The next day, INTC’s stock recovered some of those after-hours losses. I messaged him to ask how he was doing. He said that his broker liquidated half of his position, and he came out of the trade with a $20,000 loss. He blamed the broker! He did not realize that the problem was not the broker but his own mindless, “strategy-less” gamble.
These stories are quite common. I hear them all of the time, and every month at least three or four emails that I receive are about these types of situations. A good example is from March 27, 2020. A person in Singapore emailed me that day. She was short the market and had got stuck in a rally that had occurred around March 26, 2020. She was down $20,000 on a $57,000 account. She was planning to add another $50,000 to double her position. She had no idea what she was doing, and she was trading from a mobile app.
I did not know what to tell her about her specific predicament but there is one very important rule I always share: do not average down; do not send good money after bad.
Trading attracts people who are the most prone to gambling. That is why it has such a high failure rate. It is not that the game is rigged against you (which to be fair, perhaps there is some truth to that, just a bit though). Trading has such a high failure rate quite simply because people who should not trade, trade.
Gamblers are doomed to lose in the stock market; nothing will save them in this game. Aside from war, I sincerely believe that trading is the most dangerous human endeavor possible. It truly is the most self-destructive activity you will ever see.

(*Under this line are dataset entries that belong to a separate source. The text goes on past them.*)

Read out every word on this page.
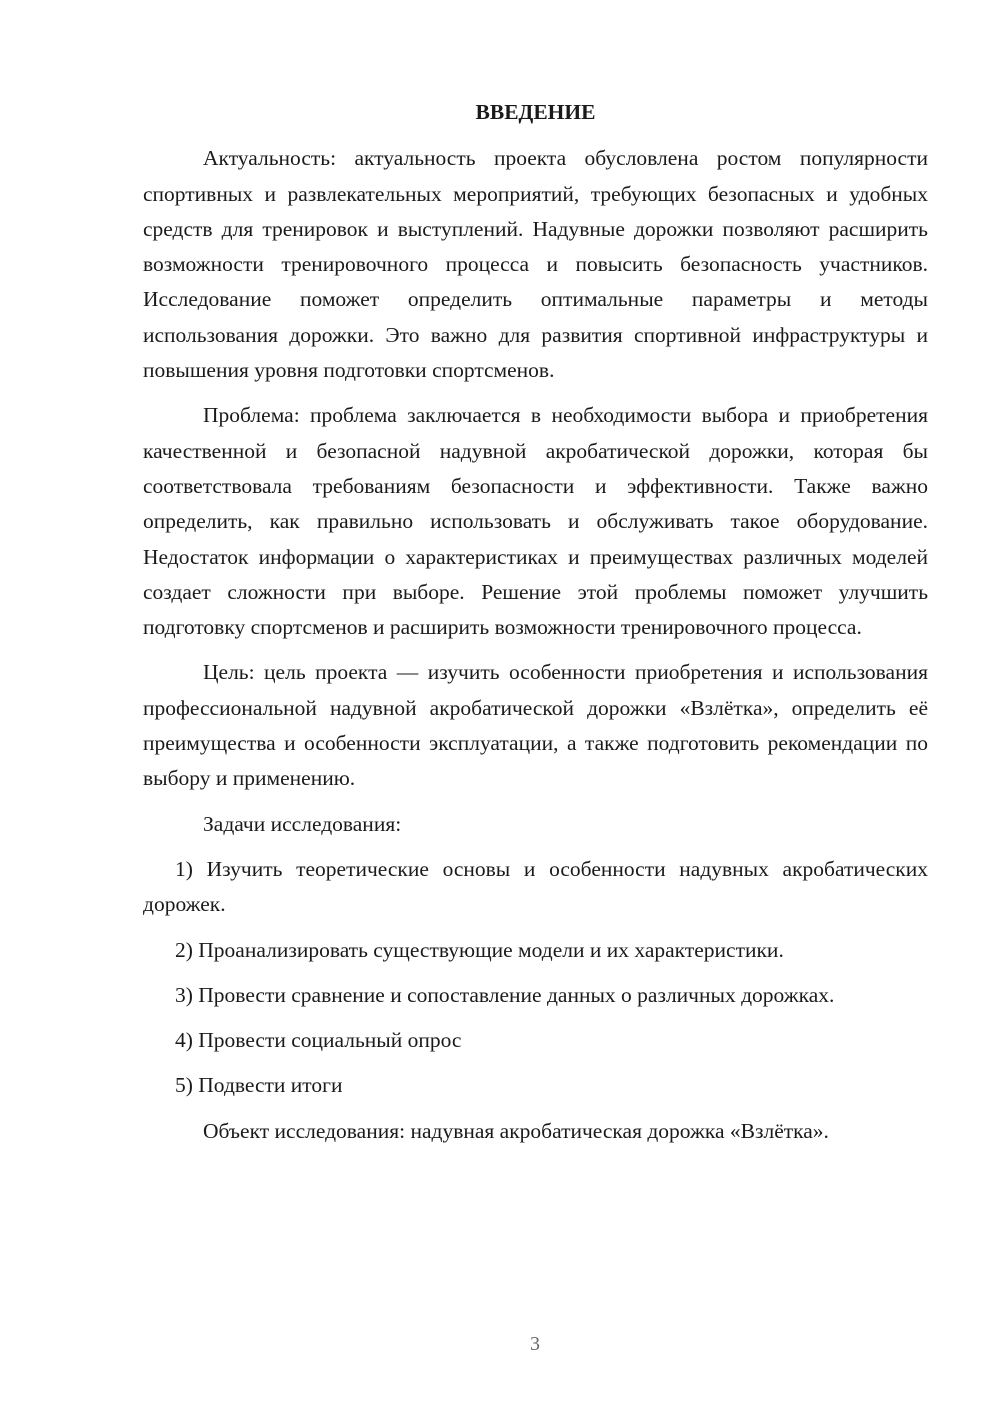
ВВЕДЕНИЕ

Актуальность: актуальность проекта обусловлена ростом популярности спортивных и развлекательных мероприятий, требующих безопасных и удобных средств для тренировок и выступлений. Надувные дорожки позволяют расширить возможности тренировочного процесса и повысить безопасность участников. Исследование поможет определить оптимальные параметры и методы использования дорожки. Это важно для развития спортивной инфраструктуры и повышения уровня подготовки спортсменов.

Проблема: проблема заключается в необходимости выбора и приобретения качественной и безопасной надувной акробатической дорожки, которая бы соответствовала требованиям безопасности и эффективности. Также важно определить, как правильно использовать и обслуживать такое оборудование. Недостаток информации о характеристиках и преимуществах различных моделей создает сложности при выборе. Решение этой проблемы поможет улучшить подготовку спортсменов и расширить возможности тренировочного процесса.

Цель: цель проекта — изучить особенности приобретения и использования профессиональной надувной акробатической дорожки «Взлётка», определить её преимущества и особенности эксплуатации, а также подготовить рекомендации по выбору и применению.

Задачи исследования:

1) Изучить теоретические основы и особенности надувных акробатических дорожек.

2) Проанализировать существующие модели и их характеристики.

3) Провести сравнение и сопоставление данных о различных дорожках.

4) Провести социальный опрос

5) Подвести итоги

Объект исследования: надувная акробатическая дорожка «Взлётка».

3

To end this section on a much more positive note, being part of an accountability group is a great way to keep yourself accountable and in line. Even if you are not part of an online community, make sure to have a mastermind group of people supporting you. Talk with your mentors and be open to their ideas, especially when you find yourself doing things in the market that you know you shouldn’t be. As I wrote in Chapter 9, self-confidence is great, but self-awareness is more important.